She spoke so suddenly, as if this was the day she had always planned to speak, but forgot to inform us about it. I have told her since early on that she was to warn us about these momentous first days - first smile, giggle, crawl, step, word - so that we could both be present and cheer her on. I told her to signal us in whatever way she could muster, maybe a slight wink that says, "hey parents, I have something planned for tomorrow morning that is going to be special."
I think she would live outside if she could. I'm not sure if this is because her first year was spent confined to a 640 square foot loft, high above the surface of the streets, or because I have continuously whispered hypnotically into her ear, "you love the outdoors. you love the outdoors. you love the outdoors." Either way, she seems to enjoy the earth as much as she can at one year of age. She plays in the dirt like it's her job - throwing it around in fits of blissful rage, eating small amounts when we're not looking and always seems to be in a race to get as dirty as possible. She crawls through the grass like a snake and has become close with several pine cones that dot our yard. The only time she has ever fallen asleep on me other than a few times in the first month was on her first hike while strapped to my back. I'd like to think she enjoyed the peace and serenity and views so much that she decided it was a good place to take a nap.

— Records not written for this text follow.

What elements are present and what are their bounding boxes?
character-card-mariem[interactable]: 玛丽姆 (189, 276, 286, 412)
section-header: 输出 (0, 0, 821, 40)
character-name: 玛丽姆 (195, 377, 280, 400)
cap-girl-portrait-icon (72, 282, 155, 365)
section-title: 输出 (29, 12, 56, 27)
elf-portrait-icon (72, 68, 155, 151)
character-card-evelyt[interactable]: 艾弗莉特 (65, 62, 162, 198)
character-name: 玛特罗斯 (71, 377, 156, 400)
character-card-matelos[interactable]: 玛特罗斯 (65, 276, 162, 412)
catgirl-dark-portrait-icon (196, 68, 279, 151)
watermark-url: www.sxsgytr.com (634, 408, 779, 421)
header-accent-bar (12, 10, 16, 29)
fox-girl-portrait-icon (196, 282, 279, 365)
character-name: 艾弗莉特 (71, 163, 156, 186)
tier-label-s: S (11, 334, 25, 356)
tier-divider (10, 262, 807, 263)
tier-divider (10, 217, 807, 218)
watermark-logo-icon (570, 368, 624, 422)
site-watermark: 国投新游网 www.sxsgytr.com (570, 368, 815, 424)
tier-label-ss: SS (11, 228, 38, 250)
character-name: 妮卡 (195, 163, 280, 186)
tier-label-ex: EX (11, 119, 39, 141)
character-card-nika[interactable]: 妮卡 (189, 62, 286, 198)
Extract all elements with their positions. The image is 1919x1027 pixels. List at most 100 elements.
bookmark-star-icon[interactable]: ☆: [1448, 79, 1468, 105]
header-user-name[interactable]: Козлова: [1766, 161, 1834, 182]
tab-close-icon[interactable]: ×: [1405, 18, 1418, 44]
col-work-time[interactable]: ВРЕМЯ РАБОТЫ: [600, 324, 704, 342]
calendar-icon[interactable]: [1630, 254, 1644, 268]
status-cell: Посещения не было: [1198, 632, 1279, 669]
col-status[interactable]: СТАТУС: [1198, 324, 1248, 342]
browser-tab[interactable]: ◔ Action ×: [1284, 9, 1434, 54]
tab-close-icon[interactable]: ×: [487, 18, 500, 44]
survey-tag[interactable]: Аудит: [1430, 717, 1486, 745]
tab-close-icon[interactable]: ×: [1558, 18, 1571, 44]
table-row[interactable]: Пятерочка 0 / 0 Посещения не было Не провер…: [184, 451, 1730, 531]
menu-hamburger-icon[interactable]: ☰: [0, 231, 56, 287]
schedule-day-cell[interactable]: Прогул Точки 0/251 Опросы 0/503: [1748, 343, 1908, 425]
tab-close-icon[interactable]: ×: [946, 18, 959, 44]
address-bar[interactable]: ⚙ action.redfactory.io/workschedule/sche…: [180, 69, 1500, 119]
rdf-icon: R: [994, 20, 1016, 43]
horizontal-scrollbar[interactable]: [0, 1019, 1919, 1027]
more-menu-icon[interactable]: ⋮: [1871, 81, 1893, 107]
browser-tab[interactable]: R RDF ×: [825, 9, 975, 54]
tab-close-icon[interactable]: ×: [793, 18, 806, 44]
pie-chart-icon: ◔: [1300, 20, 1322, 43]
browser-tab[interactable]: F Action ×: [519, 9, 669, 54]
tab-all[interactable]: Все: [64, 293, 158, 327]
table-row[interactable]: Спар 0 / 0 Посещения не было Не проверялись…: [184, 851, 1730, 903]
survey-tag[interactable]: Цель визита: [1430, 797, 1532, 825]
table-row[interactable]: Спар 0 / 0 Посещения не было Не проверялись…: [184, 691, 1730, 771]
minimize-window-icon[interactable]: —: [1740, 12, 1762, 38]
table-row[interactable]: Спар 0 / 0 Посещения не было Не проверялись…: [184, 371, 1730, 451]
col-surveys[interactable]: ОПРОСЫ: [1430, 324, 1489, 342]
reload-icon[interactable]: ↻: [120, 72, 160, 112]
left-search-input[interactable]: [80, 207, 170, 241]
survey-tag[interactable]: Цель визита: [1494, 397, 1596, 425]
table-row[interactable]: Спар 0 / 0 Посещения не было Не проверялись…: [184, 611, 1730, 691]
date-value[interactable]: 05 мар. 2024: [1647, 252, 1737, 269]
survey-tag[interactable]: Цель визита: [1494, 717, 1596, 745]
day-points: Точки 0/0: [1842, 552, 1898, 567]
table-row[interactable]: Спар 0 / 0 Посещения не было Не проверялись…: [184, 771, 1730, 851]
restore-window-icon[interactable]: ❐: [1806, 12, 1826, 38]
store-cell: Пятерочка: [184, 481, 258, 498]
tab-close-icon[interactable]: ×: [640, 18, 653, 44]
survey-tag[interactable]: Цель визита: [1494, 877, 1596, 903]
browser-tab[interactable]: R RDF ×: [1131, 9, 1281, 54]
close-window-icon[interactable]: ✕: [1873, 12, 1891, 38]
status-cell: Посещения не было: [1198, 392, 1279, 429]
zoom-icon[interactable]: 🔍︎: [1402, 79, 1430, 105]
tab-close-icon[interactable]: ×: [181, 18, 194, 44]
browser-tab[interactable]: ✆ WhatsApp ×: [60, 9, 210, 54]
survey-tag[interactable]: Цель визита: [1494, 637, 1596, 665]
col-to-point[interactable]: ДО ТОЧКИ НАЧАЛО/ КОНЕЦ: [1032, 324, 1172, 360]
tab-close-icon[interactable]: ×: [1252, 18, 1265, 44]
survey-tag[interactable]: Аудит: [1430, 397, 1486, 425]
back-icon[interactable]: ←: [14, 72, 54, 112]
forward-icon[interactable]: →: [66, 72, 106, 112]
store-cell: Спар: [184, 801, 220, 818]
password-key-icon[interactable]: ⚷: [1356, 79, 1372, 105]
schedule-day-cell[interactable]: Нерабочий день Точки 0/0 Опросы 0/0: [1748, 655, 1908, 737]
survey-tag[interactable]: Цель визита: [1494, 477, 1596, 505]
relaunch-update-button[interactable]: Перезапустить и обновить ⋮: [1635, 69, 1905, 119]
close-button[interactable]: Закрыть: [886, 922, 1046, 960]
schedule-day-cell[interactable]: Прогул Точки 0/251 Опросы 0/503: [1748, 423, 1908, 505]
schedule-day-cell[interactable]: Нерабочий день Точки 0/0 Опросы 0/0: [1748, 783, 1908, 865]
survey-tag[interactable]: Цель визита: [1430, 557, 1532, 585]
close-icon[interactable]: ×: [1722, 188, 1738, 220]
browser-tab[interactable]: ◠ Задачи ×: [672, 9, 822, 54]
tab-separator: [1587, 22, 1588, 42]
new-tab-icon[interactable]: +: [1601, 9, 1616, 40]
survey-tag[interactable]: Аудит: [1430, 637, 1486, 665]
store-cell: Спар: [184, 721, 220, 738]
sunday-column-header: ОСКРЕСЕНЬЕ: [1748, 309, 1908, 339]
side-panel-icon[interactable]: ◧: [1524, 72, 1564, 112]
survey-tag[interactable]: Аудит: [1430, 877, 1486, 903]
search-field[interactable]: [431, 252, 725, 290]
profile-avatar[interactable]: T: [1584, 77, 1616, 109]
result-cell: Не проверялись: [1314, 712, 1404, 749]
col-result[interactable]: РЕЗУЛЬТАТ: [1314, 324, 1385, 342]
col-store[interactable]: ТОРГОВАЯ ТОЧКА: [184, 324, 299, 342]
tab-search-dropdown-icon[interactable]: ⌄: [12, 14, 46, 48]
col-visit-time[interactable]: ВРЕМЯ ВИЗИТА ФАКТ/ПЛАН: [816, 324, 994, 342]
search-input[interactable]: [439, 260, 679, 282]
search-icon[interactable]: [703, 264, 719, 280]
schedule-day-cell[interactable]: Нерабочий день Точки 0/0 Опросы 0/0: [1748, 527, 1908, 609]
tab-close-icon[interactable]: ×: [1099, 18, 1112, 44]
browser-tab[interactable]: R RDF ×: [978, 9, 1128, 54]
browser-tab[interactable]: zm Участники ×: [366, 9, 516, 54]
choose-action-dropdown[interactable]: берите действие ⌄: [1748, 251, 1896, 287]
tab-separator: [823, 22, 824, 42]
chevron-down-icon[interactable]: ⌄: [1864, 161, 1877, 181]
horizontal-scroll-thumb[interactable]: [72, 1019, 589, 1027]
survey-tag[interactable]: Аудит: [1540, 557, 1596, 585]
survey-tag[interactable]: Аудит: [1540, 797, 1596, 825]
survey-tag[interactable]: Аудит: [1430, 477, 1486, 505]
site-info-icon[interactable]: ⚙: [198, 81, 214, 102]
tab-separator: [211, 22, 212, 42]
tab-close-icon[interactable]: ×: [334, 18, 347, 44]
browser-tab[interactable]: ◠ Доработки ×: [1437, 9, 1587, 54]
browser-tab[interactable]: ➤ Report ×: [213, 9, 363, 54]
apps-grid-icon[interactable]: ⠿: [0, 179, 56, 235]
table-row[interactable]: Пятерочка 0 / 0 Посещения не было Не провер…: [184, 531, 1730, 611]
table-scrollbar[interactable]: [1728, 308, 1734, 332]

In the morning, just after finishing her bottle of whole milk, she immediately points to the door of her bedroom, signaling her readiness to face the light of the living room. At this point, she used to be satisfied just sitting on the couch with me, cuddling while we watched a few minutes of Sesame Street. But lately, after pointing to the door and walking into the living room, she points to the entrance door. While pointing, she makes a concentrated sound, like "huh," her noise sounding like a question.
And then one recent morning, she came out with her first real, that-was-definitely-a-word word. We both happened to be present, even though there was no wink or other gesture given to us. Her first word came as no surprise. She confidently pointed at the front door, and her in usual way of making each noise sound like a question, she said, "go?"